DHS’s new cyber security agency, the Cybersecurity and Infrastructure Security Agency (CISA)has furloughed 45 percent of its workforce.  CISA is still manning its “Watch floor” and has some unpaid people who will respond to a major attack on critical infrastructure.

A former attorney at the FTC pointed out the obvious – that “the government shutdown is anxiety inducting, and drives great employees away from government service.”  If it wasn’t bad enough that people who do cybersecurity work get paid less than those doing the same work in the private sector, now they have to worry about getting paid too.  Details here.

Comcast Debuts Xfinity xFI Advanced Security

Comcast announced a new service using the buzzword of the week, AI, saying that their AI powered service is designed to monitor, block and inform customers about online threats while providing protection for all connected devices in the home.  It appears to run inside the Comcast router.  A solution like that is a smart way to do it since you do not have to install anything on a device, but it is limited in what it can do since most data is encrypted.

Cost is $5.99 a month, but you have to have the xFi Gateway, which rents for $11 to $13 a month, depending on the market.  Details here.

 

Coinbase Suspends Ethereum Classic

In the ongoing saga of cryptocurrency attacks, this one creates a new low.

One thing people have always said is that since cryptocurrency uses distributed ledgers, it is immune from people changing history and reusing coins.

W.R.O.N.G.!!!

Multiple sources said that they saw more than 100 ledger blocks “reorganized” (i.e. changed after the fact) – something that should never happen.

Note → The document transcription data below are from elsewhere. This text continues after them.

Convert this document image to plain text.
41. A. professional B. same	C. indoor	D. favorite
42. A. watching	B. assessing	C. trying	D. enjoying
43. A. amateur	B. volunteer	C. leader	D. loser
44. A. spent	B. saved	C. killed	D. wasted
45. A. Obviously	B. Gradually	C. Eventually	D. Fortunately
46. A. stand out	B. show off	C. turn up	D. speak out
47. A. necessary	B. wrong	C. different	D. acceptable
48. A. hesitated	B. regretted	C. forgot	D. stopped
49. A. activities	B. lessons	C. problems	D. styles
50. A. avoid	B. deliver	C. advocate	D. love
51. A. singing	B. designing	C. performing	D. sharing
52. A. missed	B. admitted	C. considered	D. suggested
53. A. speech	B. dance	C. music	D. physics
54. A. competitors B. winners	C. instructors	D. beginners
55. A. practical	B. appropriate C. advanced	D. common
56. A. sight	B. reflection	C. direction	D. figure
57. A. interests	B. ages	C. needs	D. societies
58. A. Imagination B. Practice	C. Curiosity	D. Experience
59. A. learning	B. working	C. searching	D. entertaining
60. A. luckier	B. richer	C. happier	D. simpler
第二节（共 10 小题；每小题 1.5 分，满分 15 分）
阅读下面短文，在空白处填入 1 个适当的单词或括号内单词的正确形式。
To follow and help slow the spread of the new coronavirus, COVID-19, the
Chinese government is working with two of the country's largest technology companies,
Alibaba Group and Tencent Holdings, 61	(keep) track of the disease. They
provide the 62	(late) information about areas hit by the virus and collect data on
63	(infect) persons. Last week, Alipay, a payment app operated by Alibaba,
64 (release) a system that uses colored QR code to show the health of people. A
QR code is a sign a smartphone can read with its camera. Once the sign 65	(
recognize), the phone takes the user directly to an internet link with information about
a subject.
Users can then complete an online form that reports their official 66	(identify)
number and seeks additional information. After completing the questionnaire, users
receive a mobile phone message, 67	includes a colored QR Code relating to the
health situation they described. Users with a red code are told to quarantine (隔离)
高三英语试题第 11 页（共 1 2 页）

Coinbase suspended trading on that particular cryptocurrency.  It is only one of over 2,500 different currencies.

Coinbase said that they saw about 88,000 Ethereum coins being double spent, worth about $460,000, but I saw other reports that said the attack is ongoing and the numbers were much larger.  Source: Coindesk.

Weather Channel (App) Caught Selling User Data Without Permission

The Weather Channel collected user location data under the guise of telling you what the weather is where you are, but in fact, was selling that location data.  The City of Los Angeles is suing them over the misrepresentation.

The NY Times article said that they also sold the data for targeted marketing and to hedge funds for gathering consumer preference information.  The Weather Channel is owned by IBM.

Amazon’s Ring Video Camera Allow Employees in Ukraine Unrestricted Access to All Videos

Let me start by saying that an Amazon spokesperson says that this is not the case, but the Intercept says that multiple former employees say that Ring has given R&D employees in Ukraine unrestricted access to all videos, including those from inside your home to employees, executives and engineers.  The videos are not encrypted because, they say,  that would make the company less valuable.

A Ring spokesperson refused to answer questions about their data security practices but offered a written statement that says that they have strict policies in place for all employees.

After the article was published, Ring tried to do some damage control by still not answering questions, but issuing another email saying “Ring employees never have and never did provide employees with access to livestreams of their Ring devices,” a claim contradicted by multiple sources.

I have a Ring device and was considering buying more.  Not anymore.  Looking for a competitor.

One more time, caveat emptor.  Source:  The Intercept.